Léo Lins terá que cumprir 8 anos e 3 meses de prisão e o pagamento de multa equivalente a 1.170 salários-mínimos (superior a R$ 1,4 milhão em valores da época da gravação) e de indenização de R$ 303 mil por danos morais coletivos - (crédito: Reprodução/YouTube)
A condenação do humorista Léo Lins por piadas preconceituosas reabre um importante debate sobre os limites da zombaria e da liberdade de expressão. Ainda cabe recurso à sentença que prevê 8 anos e três meses de prisão e o pagamento de multa equivalente a 1.170 salários-mínimos (superior a R$ 1,4 milhão em valores da época da gravação) e de indenização de R$ 303 mil por danos morais coletivos, mas traz à tona a seguinte pergunta: fazer piada é crime?
Nas últimas décadas, percebemos uma clara mudança no perfil dos humoristas. O tom das piadas dos anos 1980 e 1990 é totalmente diferente dos tempos atuais. O tom escrachado e politicamente incorreto de programas como Os Trapalhões, por exemplo, perdeu espaço. As redes sociais deram voz às minorias. E graças à democracia, tiveram a liberdade de dizer o contrário e permitir o convencimento da sociedade ao longo do tempo de que há crime em muitas situações do dia a dia.
No show em questão, Léo Lins fez declarações ofensivas contra negros, idosos, obesos, pessoas com HIV, homossexuais, indígenas, nordestinos, evangélicos, judeus e pessoas com deficiência. Em primeiro lugar, gostaria de deixar claro que não curto as piadas dele. Considero de mau gosto. Ao mesmo tempo, no entanto, há quem goste, tanto que a apresentação do humorista teve mais de 3 milhões de visualizações no YouTube. Quem consome esse tipo de conteúdo comete um crime, então?
Um dos pontos cruciais a se debater é que, se o discurso de ódio é criminalizado, como a sociedade e a Justiça estabelecem os limites entre a liberdade de expressão e a ofensa que atinge direitos fundamentais de grupos historicamente vulnerabilizados?

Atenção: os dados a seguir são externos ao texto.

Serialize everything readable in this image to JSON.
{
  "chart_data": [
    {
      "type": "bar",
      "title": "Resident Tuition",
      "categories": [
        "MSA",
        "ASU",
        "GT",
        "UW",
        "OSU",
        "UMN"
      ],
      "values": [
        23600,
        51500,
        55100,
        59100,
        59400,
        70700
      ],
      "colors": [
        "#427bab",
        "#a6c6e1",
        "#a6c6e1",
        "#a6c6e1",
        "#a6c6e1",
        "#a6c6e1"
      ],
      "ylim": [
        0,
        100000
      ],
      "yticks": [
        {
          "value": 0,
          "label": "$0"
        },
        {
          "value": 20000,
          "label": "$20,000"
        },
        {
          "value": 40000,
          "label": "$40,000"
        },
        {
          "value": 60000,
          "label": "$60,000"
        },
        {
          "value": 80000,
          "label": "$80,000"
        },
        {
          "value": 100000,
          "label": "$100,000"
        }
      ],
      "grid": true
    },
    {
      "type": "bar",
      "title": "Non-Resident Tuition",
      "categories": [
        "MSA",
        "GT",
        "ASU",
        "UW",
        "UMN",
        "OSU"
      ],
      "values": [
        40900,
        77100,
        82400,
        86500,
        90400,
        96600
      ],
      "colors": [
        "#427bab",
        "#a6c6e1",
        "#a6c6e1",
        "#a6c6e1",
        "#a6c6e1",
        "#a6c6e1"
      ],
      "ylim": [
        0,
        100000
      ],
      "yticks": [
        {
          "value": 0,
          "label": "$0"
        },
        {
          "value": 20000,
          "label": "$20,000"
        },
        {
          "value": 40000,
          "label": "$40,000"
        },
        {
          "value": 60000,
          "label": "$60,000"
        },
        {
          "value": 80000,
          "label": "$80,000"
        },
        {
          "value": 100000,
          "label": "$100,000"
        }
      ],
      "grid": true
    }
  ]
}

A lei não cria "grupos com direito à ofensa", mas, sim, define condutas discriminatórias e de incitação ao ódio, que são inaceitáveis e passíveis de punição e faz parte de um processo de amadurecimento da sociedade, com a discussão do tema em arenas específicas, como o Legislativo e o Judiciário. Se determinados comportamentos são passíveis de punição, é a pessoa que precisa se adaptar à regra, afinal, só é proibido ou crime aquilo previsto em lei.
Acredito que a liberdade de expressão é uma base fundamental da democracia, mas não é absoluta. Seu limite é o direito do outro, especialmente a não ser alvo de discriminação, incitação à violência ou humilhação. Nesse sentido, a questão não é limitar a expressão em si, mas aplicar as punições previstas para quem pratica crimes por meio dela.
A Justiça atua exatamente para analisar cada caso, ouvir as partes e pronunciar a sentença, garantindo que a punição seja proporcional e baseada na lei. Em sua essência, a piada não é crime. Apenas o mau uso dela.